In earlier work, we have developed approaches for spatio-temporal recognition based on local spatio-temporal descriptors in terms of local position-dependent histogram of either spatio-temporal gradients or optic flow:

  • Laptev and Lindeberg (2004) "Local descriptors for spatio-temporal recognition", Proc. ECCV'04 Workshop on Spatial Coherence for Visual Motion Analysis, (Prague, Czech Republic), 2004, Springer LNCS 3667: 91-103. (Download PDF)
  • Laptev, Caputo, Schuldt and Lindeberg (2007) "Local velocity-adapted motion events for spatio-temporal recognition",  Computer Vision and Image Understanding, 108(3): 207-229. (Download PDF)

These approaches can be seen as extensions of SIFT from space to space-time, and consitute precursors to other spatio-temporal image descriptors such as HOF. Whereas the spatio-temporal image descriptors in these papers were integrated with spatio-temporal interest point detection

  • Laptev and Lindeberg (2003) "Space-time interest points", Proc. International Conference on Computer Vision (ICCV'03), (Nice, France), volume I:432-439. (Download PDF)

these position-dependent histograms of either spatio-temporal gradients or optic flow can also be computed densely at every point in space-time, in a corresponding way as the pure image descriptor in SIFT can be computed densely in dense SIFT.

A more general set of spatio-temporal interest point detectors, which specifically have better spatio-temporal scale selection properties than the spatio-temporal Harris operator, is presented in

  • Lindeberg (2018) "Spatio-temporal scale selection in video data", Journal of Mathematical Imaging and Vision, 60(4): 525-562. (Download PDF)

  • Lindeberg (2017) "Spatio-temporal scale selection in video data", Proc. SSVM 2017: Scale-Space and Variational Methods in Computer Vision, (Kolding, Denmark), Springer LNCS 10302: 3-15. (Download PDF)

We have also developed earlier approaches to spatial recognition based on regional histograms of Gaussian derivatives or differential invariants and shown that cue combination in terms of higher-dimensional histograms of multiple receptive field responses improves the performance compared to previously used histogram descriptors:

  • Linde and Lindeberg (2004) "Object recognition using composed receptive field histograms of higher dimensionality", Proc ICPR 2004: International Conference on Pattern Recognition, (Cambridge, U.K), August 2004, volume 2: 1-6. (Download PDF)

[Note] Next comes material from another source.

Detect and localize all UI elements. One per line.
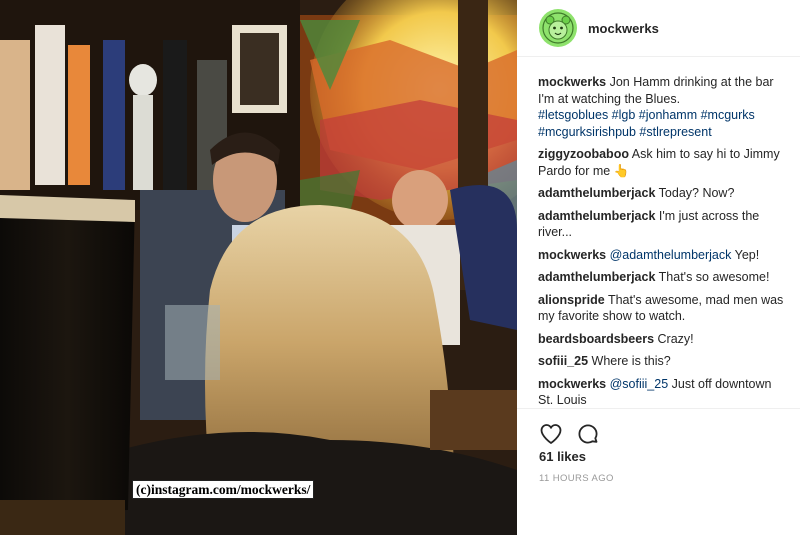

Regarding the detection of interest points, which underlies a main paradigm of image-based matching based on local image descriptors, we developed the Laplacian and determinant of the Hessian interest points with automatic scale selection based on the detection of scale-space extrema in:

  • Lindeberg (1998) "Feature detection with automatic scale selection", International Journal of Computer Vision, 30(2): 77-116. (Download PDF)

The interest point detectors in SIFT and SURF can be seen as approximations of such scale-space extrema of the scale-normalized Laplacian or the scale-normalized determinant of the Hessian, respectively, using either a Laplacian pyramid or a Haar wavelet basis, respectively.